A lawyer for Platte River Networks, a Colorado-based technology services company that began managing the Clinton server in 2013, said the server was provided to the FBI on Wednesday.

"This was a voluntary turnover, and it was done without subpoena," said attorney Barbara Wells, adding that she had been told that the company was not under investigation.

She said what the FBI wants to do with the server "is up to them. They have promised to maintain its security."

Clinton said in March that she had exchanged about 60,000 emails during her four years in the Obama administration, about half of which were personal and deleted. She turned over the others to the State Department, which is reviewing and releasing them on a monthly basis.

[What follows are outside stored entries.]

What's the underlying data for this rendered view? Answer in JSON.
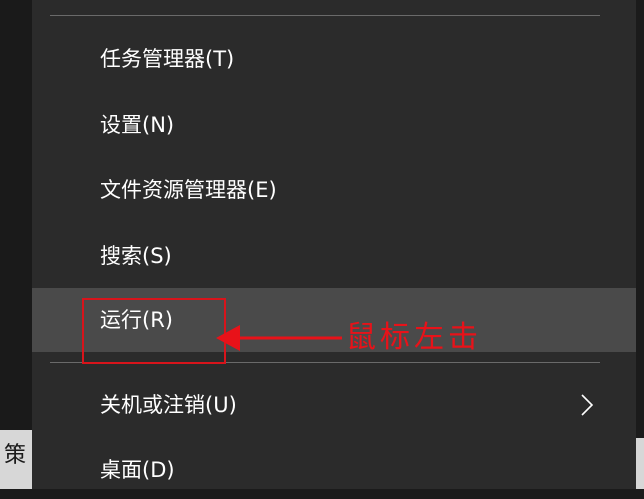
{
  "menu": {
    "items": [
      {
        "label": "任务管理器(T)"
      },
      {
        "label": "设置(N)"
      },
      {
        "label": "文件资源管理器(E)"
      },
      {
        "label": "搜索(S)"
      },
      {
        "label": "运行(R)",
        "highlighted": true
      },
      {
        "label": "关机或注销(U)",
        "has_submenu": true
      },
      {
        "label": "桌面(D)"
      }
    ]
  },
  "background": {
    "partial_text": "策"
  },
  "annotation": {
    "text": "鼠标左击",
    "color": "#e81219"
  },
  "colors": {
    "menu_bg": "#2b2b2b",
    "highlight_bg": "#4a4a4a",
    "separator": "#6a6a6a",
    "text": "#ffffff"
  },
  "icons": {
    "submenu": "chevron-right-icon",
    "pointer": "arrow-left-icon"
  }
}
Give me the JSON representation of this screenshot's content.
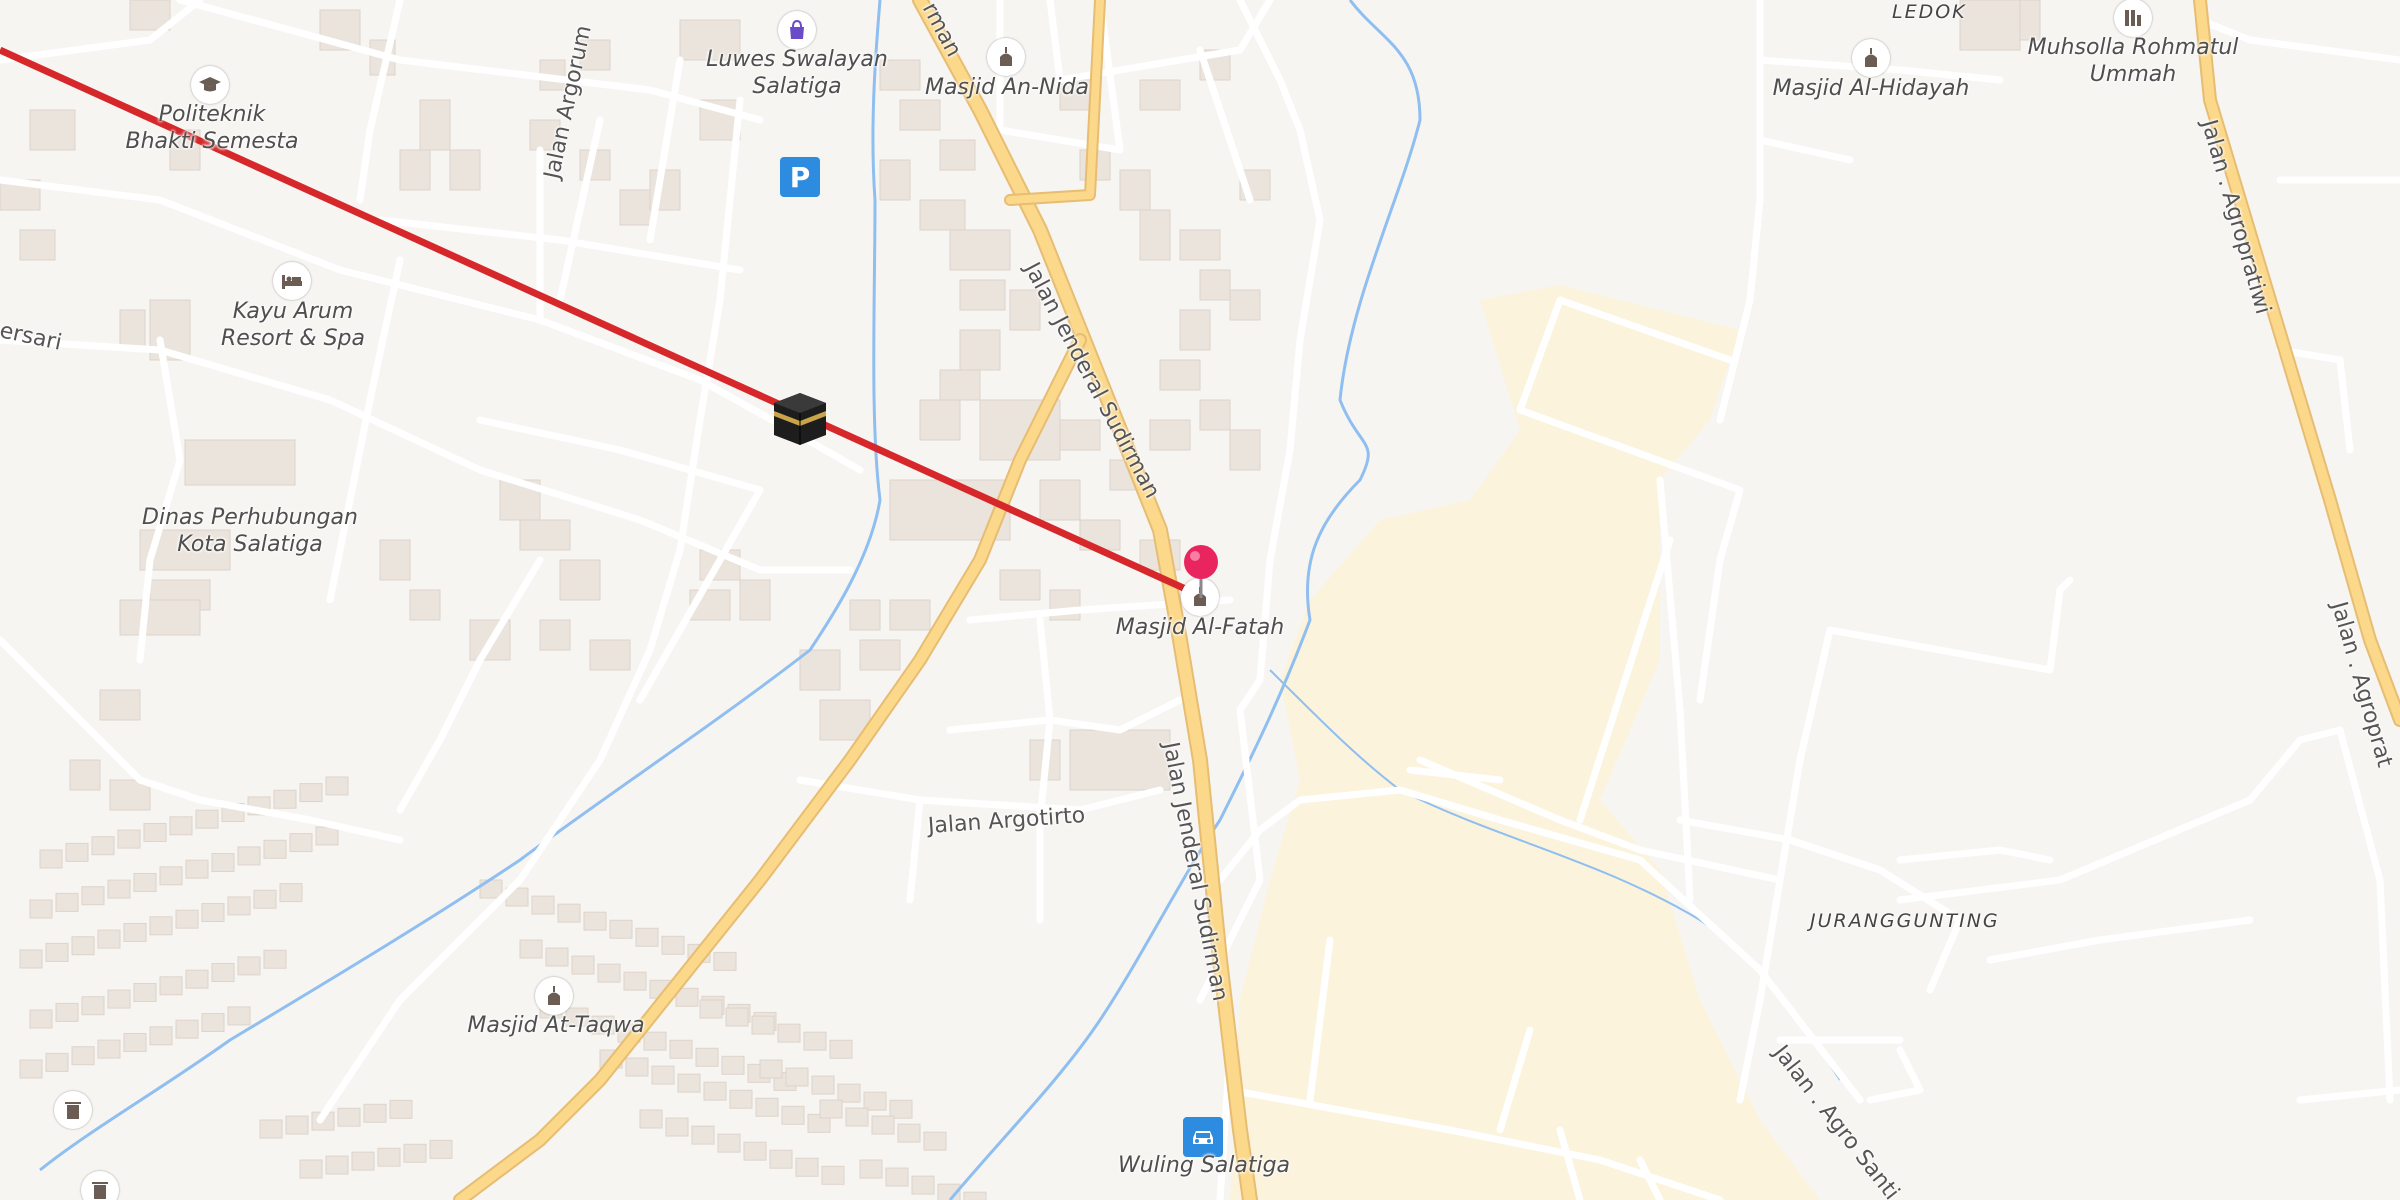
{
  "map": {
    "places": [
      {
        "name": "Politeknik\nBhakti Semesta",
        "icon": "graduation-cap-icon"
      },
      {
        "name": "Luwes Swalayan\nSalatiga",
        "icon": "shopping-bag-icon"
      },
      {
        "name": "Masjid An-Nida",
        "icon": "mosque-icon"
      },
      {
        "name": "Kayu Arum\nResort & Spa",
        "icon": "bed-icon"
      },
      {
        "name": "Dinas Perhubungan\nKota Salatiga",
        "icon": ""
      },
      {
        "name": "Masjid Al-Fatah",
        "icon": "mosque-icon"
      },
      {
        "name": "Masjid At-Taqwa",
        "icon": "mosque-icon"
      },
      {
        "name": "Wuling Salatiga",
        "icon": "car-dealer-icon"
      },
      {
        "name": "Masjid Al-Hidayah",
        "icon": "mosque-icon"
      },
      {
        "name": "Muhsolla Rohmatul\nUmmah",
        "icon": "prayer-room-icon"
      }
    ],
    "areas": [
      "LEDOK",
      "JURANGGUNTING"
    ],
    "streets": {
      "sudirman_top": "Jalan Jenderal Sudirman",
      "sudirman_bottom": "Jalan Jenderal Sudirman",
      "sudirman_fragment": "rman",
      "argorum": "Jalan Argorum",
      "argotirto": "Jalan Argotirto",
      "agropratiwi_top": "Jalan . Agropratiwi",
      "agropratiwi_right": "Jalan . Agroprat",
      "agro_santi": "Jalan . Agro Santi",
      "left_fragment": "ersari"
    },
    "parking_label": "P",
    "kaaba_icon": "kaaba-icon",
    "pin_icon": "map-pin-icon",
    "colors": {
      "background": "#f7f5f2",
      "qibla_line": "#d6282b",
      "primary_road": "#fbd88a",
      "water": "#8fbef0",
      "farmland": "#fbf3dc",
      "pin": "#e8255e",
      "poi_blue": "#2d8be0"
    }
  }
}
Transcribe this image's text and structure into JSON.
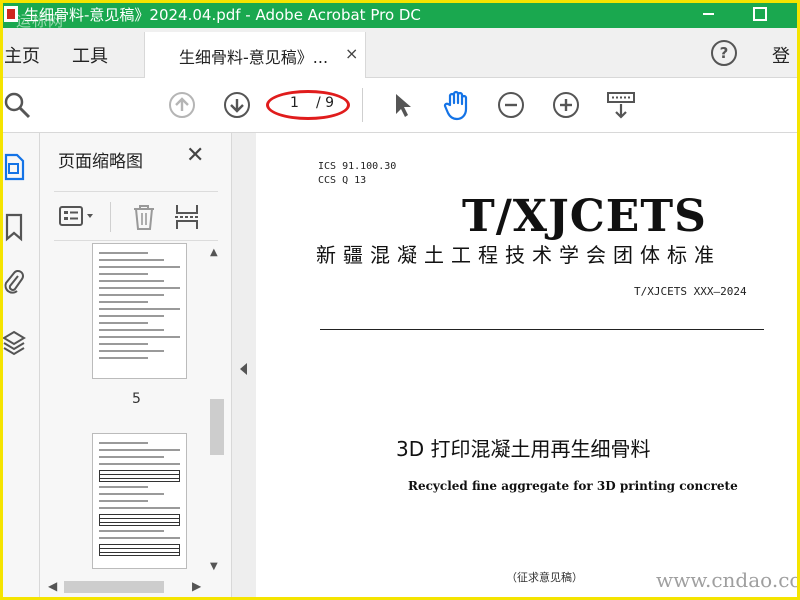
{
  "window": {
    "title": "生细骨料-意见稿》2024.04.pdf - Adobe Acrobat Pro DC",
    "watermark_logo": "运标网",
    "title_bar_color": "#1aa84f"
  },
  "tabs": {
    "home": "主页",
    "tools": "工具",
    "document": "生细骨料-意见稿》...",
    "close_glyph": "×",
    "help_glyph": "?",
    "sign_in": "登"
  },
  "toolbar": {
    "current_page": "1",
    "total_pages": "/ 9",
    "highlight_color": "#e01c1c"
  },
  "thumbnails_panel": {
    "title": "页面缩略图",
    "close_glyph": "✕",
    "visible_page_number": "5"
  },
  "document": {
    "ics": "ICS  91.100.30",
    "ccs": "CCS  Q 13",
    "code": "T/XJCETS",
    "organization": "新疆混凝土工程技术学会团体标准",
    "standard_number": "T/XJCETS XXX—2024",
    "title_cn": "3D 打印混凝土用再生细骨料",
    "title_en": "Recycled fine aggregate for 3D printing concrete",
    "draft_label": "（征求意见稿）"
  },
  "watermark": {
    "url": "www.cndao.com"
  }
}
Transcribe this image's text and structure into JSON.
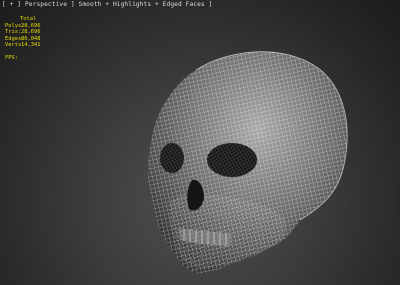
{
  "viewport": {
    "label_parts": [
      "[",
      "+",
      "]",
      "Perspective",
      "]",
      "Smooth + Highlights + Edged Faces",
      "]"
    ],
    "stats": {
      "total_label": "Total",
      "rows": [
        {
          "key": "Polys:",
          "value": "28,696"
        },
        {
          "key": "Tris:",
          "value": "28,696"
        },
        {
          "key": "Edges:",
          "value": "86,048"
        },
        {
          "key": "Verts:",
          "value": "14,341"
        }
      ],
      "fps_label": "FPS:"
    },
    "object": {
      "icon": "skull-wireframe-icon",
      "wire_color": "#ffffff"
    }
  }
}
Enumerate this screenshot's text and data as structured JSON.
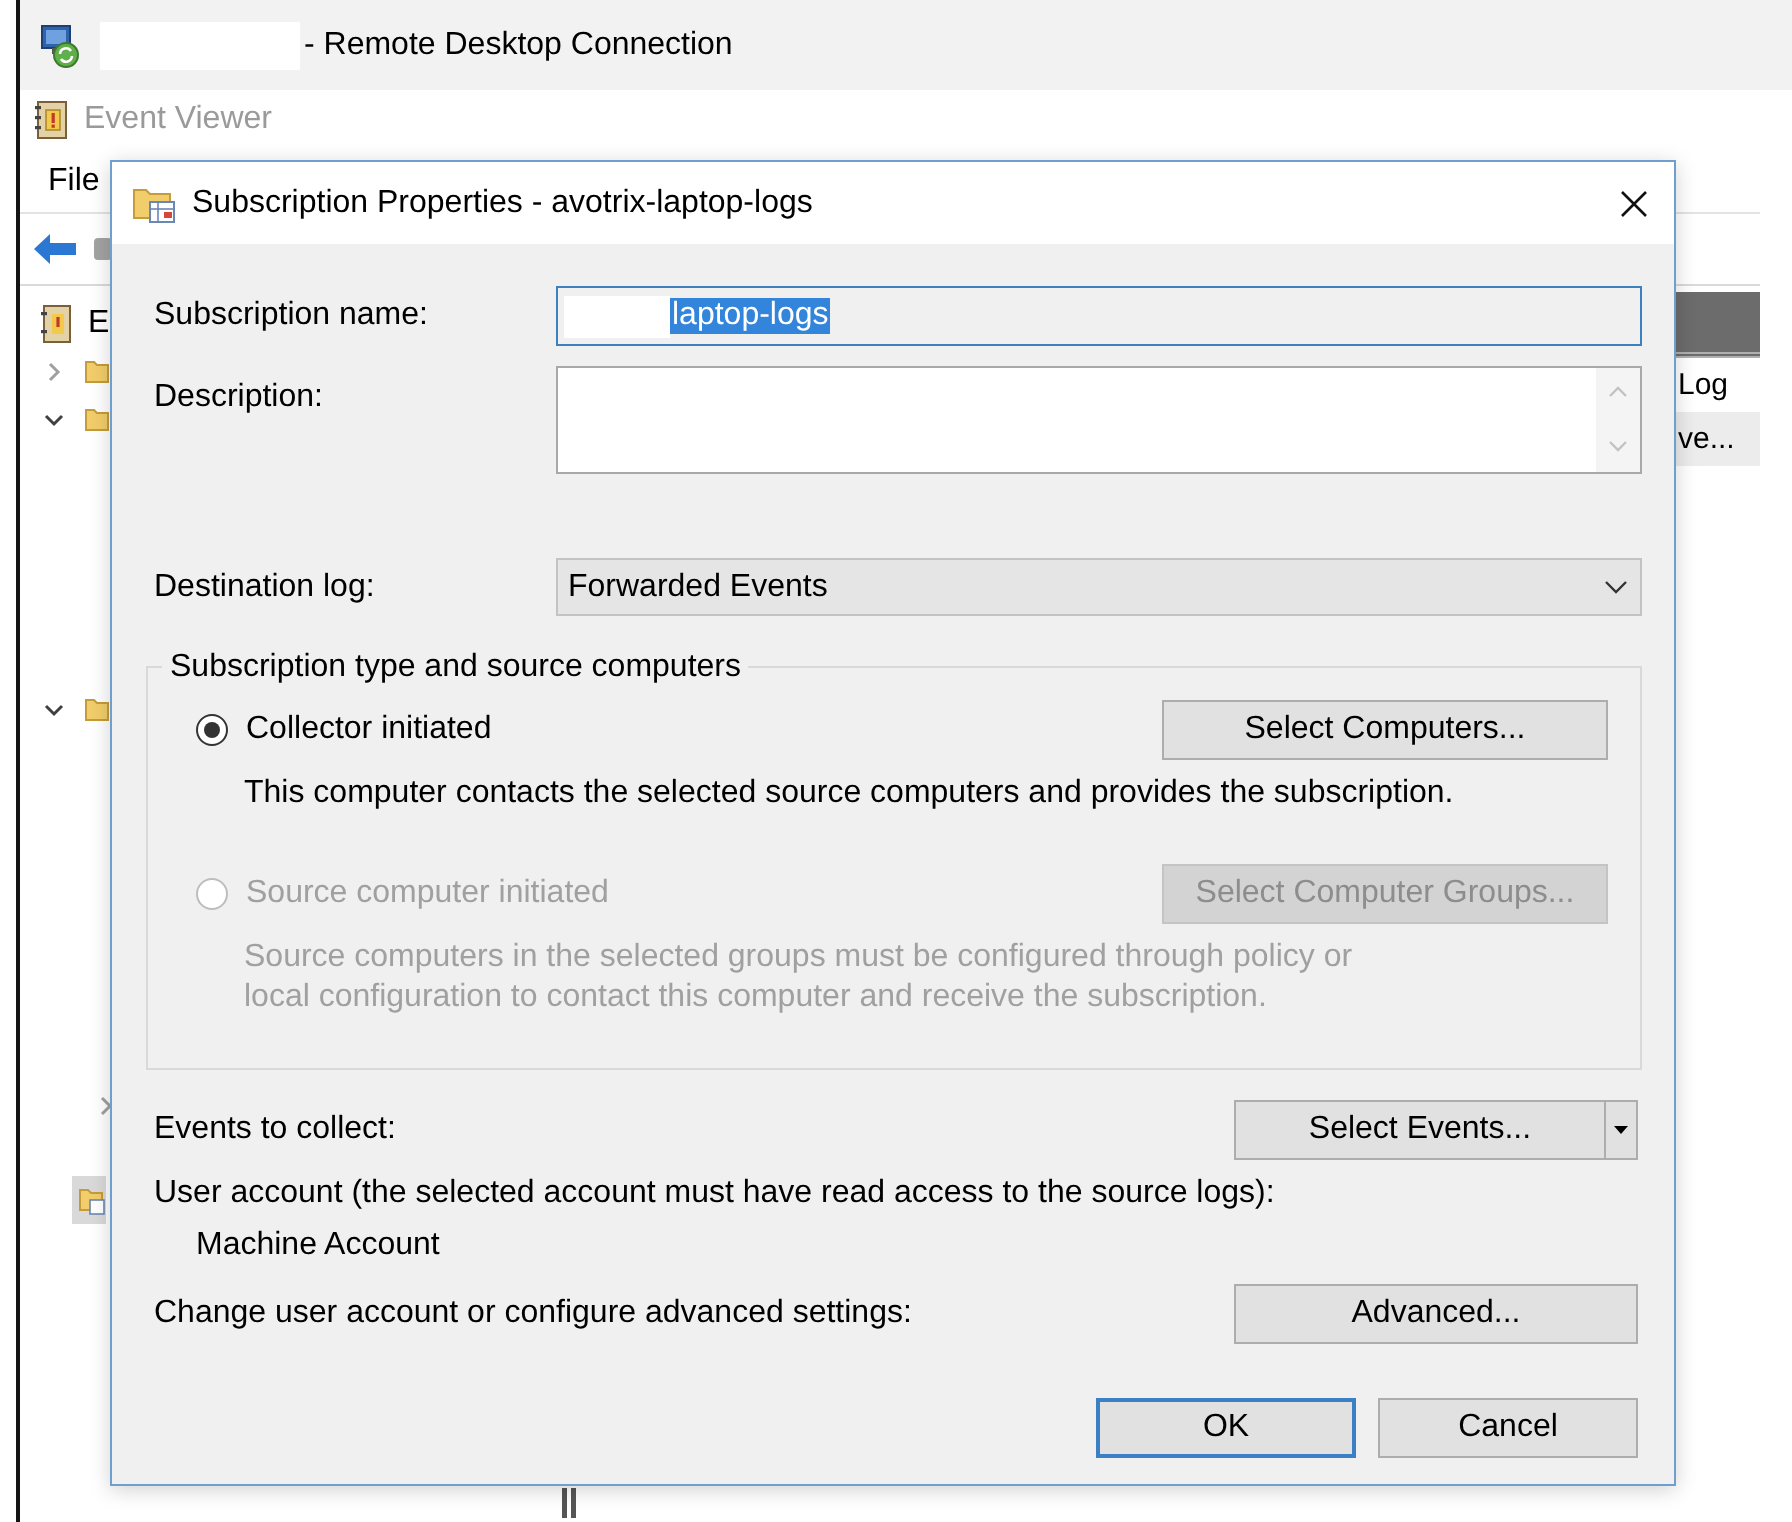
{
  "remote_desktop": {
    "title": "- Remote Desktop Connection",
    "redacted": true
  },
  "event_viewer": {
    "title": "Event Viewer",
    "menu": [
      "File"
    ],
    "tree": [
      {
        "kind": "root",
        "label": "E",
        "selected": false,
        "children": [
          {
            "kind": "folder",
            "expanded": false,
            "selected": false
          },
          {
            "kind": "folder",
            "expanded": true,
            "selected": false
          },
          {
            "kind": "folder",
            "expanded": true,
            "selected": false,
            "children": [
              {
                "kind": "expander",
                "expanded": false,
                "selected": false
              }
            ]
          },
          {
            "kind": "item",
            "selected": true
          }
        ]
      }
    ],
    "actions": [
      {
        "label": "Log",
        "highlighted": false
      },
      {
        "label": "ve...",
        "highlighted": true
      }
    ]
  },
  "dialog": {
    "title": "Subscription Properties - avotrix-laptop-logs",
    "fields": [
      {
        "kind": "text",
        "label": "Subscription name:",
        "value": "laptop-logs",
        "redacted": true,
        "read_only": true,
        "focused": true,
        "text_selected": true
      },
      {
        "kind": "textarea",
        "label": "Description:"
      },
      {
        "kind": "select",
        "label": "Destination log:",
        "value": "Forwarded Events"
      }
    ],
    "group": {
      "title": "Subscription type and source computers",
      "options": [
        {
          "label": "Collector initiated",
          "selected": true,
          "disabled": false,
          "button": "Select Computers...",
          "description": [
            "This computer contacts the selected source computers and provides the subscription."
          ]
        },
        {
          "label": "Source computer initiated",
          "selected": false,
          "disabled": true,
          "button": "Select Computer Groups...",
          "description": [
            "Source computers in the selected groups must be configured through policy or",
            "local configuration to contact this computer and receive the subscription."
          ]
        }
      ]
    },
    "events": {
      "label": "Events to collect:",
      "button": "Select Events..."
    },
    "user_account": {
      "label": "User account (the selected account must have read access to the source logs):",
      "value": "Machine Account"
    },
    "advanced": {
      "label": "Change user account or configure advanced settings:",
      "button": "Advanced..."
    },
    "buttons": [
      {
        "label": "OK",
        "default": true
      },
      {
        "label": "Cancel",
        "default": false
      }
    ]
  }
}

Last month, the inspector general of the intelligence community raised concerns that classified information had traversed the email system and sent a counterintelligence referral to the Justice Department. The referral did not allege any criminal wrongdoing, and Kendall, her attorney, has said authorities want assurances that the emails continue to be properly stored and that he was "actively cooperating."

In an email to campaign supporters on Wednesday, Clinton aides sought to dismiss the email matter as nothing more than politics.

"Look, this kind of nonsense comes with the territory of running for president. We know it, Hillary knows it, and we expect it to continue from now until Election Day," campaign communications director Jennifer Palmieri wrote.